Ça ne pouvait manquer, mais ce n’en est pas moins fascinant, si j’ose dire. La première, et même la seconde, la troisième question que tous les média et touTEs les citoyenNEs se sont posées, au sujet de l'auteur du meurtre de masse qui vient d’avoir lieu en Norvège, c’est « de quel bord politique est-il ? ».

 

Personne ne semble avoir envie de se poser la question ; « pourquoi devient-il si banal de tuer tout ce qui bouge, et ce depuis déjà quelque décennies ? ».

 

Oh, ce n’est pas que l’on ne tuât pas auparavant, et largement. Ce n’est même pas non plus que la vie ait encore perdu de la valeur, elle n’en avait déjà plus au regard du marché et des idéologies.

 

Ce qui est nouveau, c’est que les idéologies ne sont désormais plus là que comme coloration, paravent. Même plus justifications, si pourri soit ce genre de justification pour juger de la pertinence à vivre des gentes. Ce qui sort tout cru, désormais, c’est la haine et le désespoir d’un sujet vidé, creux comme une vieille noix, rempli d’un automatisme qu’il sent bien meurtrier, planétairement, au nom de l’abstraction.

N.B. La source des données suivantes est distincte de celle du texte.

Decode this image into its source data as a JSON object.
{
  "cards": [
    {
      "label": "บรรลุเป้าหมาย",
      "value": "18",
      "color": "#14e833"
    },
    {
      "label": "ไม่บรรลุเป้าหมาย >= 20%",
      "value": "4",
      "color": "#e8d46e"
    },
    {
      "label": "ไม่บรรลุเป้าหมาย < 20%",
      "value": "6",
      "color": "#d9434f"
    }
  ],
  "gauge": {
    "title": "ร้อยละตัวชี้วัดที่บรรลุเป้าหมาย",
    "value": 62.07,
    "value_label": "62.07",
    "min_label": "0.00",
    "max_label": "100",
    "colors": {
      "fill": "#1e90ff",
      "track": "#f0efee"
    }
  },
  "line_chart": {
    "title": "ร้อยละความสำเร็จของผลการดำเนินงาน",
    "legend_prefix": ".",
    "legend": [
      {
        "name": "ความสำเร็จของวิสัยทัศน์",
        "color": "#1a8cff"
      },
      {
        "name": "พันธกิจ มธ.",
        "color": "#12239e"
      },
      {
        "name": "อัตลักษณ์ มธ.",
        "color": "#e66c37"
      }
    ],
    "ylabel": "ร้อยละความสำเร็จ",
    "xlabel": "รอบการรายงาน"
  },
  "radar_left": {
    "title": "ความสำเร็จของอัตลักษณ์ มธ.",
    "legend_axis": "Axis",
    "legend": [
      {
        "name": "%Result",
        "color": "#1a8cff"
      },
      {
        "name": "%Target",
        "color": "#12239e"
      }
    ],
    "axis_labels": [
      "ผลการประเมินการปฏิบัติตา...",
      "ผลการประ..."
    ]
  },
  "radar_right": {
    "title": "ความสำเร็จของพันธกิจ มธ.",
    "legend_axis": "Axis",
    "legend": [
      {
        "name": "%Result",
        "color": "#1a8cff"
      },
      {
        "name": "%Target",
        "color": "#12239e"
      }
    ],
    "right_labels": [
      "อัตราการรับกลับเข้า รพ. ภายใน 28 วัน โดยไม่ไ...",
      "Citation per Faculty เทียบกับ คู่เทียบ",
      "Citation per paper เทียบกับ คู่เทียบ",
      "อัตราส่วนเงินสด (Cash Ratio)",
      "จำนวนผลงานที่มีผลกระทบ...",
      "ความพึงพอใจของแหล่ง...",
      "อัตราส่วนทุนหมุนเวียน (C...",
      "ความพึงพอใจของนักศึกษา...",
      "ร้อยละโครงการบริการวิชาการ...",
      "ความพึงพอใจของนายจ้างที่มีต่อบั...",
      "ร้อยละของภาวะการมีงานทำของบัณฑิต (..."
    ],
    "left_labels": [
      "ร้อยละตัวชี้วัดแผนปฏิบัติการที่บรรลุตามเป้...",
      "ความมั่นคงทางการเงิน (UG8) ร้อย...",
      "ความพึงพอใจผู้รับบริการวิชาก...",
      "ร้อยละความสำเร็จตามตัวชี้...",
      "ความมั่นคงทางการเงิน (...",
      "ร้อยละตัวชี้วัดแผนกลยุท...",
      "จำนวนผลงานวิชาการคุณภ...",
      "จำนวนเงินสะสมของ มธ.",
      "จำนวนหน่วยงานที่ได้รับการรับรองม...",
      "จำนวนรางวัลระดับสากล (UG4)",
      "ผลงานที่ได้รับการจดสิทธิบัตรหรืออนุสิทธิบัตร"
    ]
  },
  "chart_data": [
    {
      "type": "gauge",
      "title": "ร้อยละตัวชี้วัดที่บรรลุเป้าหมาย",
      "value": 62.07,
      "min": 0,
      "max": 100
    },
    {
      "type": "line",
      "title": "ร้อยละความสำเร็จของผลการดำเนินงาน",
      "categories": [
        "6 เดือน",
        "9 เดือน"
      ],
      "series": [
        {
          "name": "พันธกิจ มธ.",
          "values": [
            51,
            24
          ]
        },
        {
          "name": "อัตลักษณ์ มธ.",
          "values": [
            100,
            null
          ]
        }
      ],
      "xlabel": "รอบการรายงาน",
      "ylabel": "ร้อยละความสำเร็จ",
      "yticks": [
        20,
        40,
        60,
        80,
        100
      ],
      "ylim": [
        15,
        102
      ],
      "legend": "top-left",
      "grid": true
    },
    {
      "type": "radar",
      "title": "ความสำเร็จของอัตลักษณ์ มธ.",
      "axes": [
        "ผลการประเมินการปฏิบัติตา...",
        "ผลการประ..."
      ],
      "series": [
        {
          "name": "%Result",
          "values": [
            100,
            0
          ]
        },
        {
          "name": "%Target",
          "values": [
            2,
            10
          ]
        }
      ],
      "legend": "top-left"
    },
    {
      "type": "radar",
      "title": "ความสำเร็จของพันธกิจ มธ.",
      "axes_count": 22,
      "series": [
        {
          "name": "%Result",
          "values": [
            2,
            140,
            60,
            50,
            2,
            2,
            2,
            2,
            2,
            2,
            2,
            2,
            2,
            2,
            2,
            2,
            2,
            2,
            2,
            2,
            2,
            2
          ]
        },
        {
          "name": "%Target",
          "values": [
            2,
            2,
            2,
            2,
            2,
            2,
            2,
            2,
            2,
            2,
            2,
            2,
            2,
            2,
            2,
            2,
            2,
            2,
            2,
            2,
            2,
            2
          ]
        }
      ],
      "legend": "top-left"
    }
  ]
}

Le massacre de Bologne, même si ça sentait bien le nihilisme avancé, revêtait encore les vagues prétextes d'une "stratégie", d'une magouille, si illusoire fut-elle. A présent, les fonds de teint politiques ou nationaux ne sont vraiment plus que des lavis décolorés. La seule fraternité est celle de l'anéantissement. De soi et des autres.

Après, recouvrir ça, comme un cadavre d’un linceul de telle ou telle idéologie, du djihad ou de la croisade, ça n’a plus aucune importance en soi, sauf pour l'illusionnisme politique. Non plus que ça n’en avait déjà d’affamer des continents parce que pas compétitifs et insolvables. Ca se fait parce que ça doit se faire. Il y en a juste qui courent en avant.

 

Ce qui importe c’est que la vie, résolument, non seulement ne vaut plus rien, mais entrave le mouvement suicidaire de l’auto-expropriation menée par les humainEs. Et que ce mouvement trouve nécessairement de plus en plus d’agents pour faire le boulot. Parce que même l’extermination est un travail. Les grandes dictatures l’ont inauguré au niveau de l’État, mais nous sommes à l’époque de la PME et des autoentrepreneurEs.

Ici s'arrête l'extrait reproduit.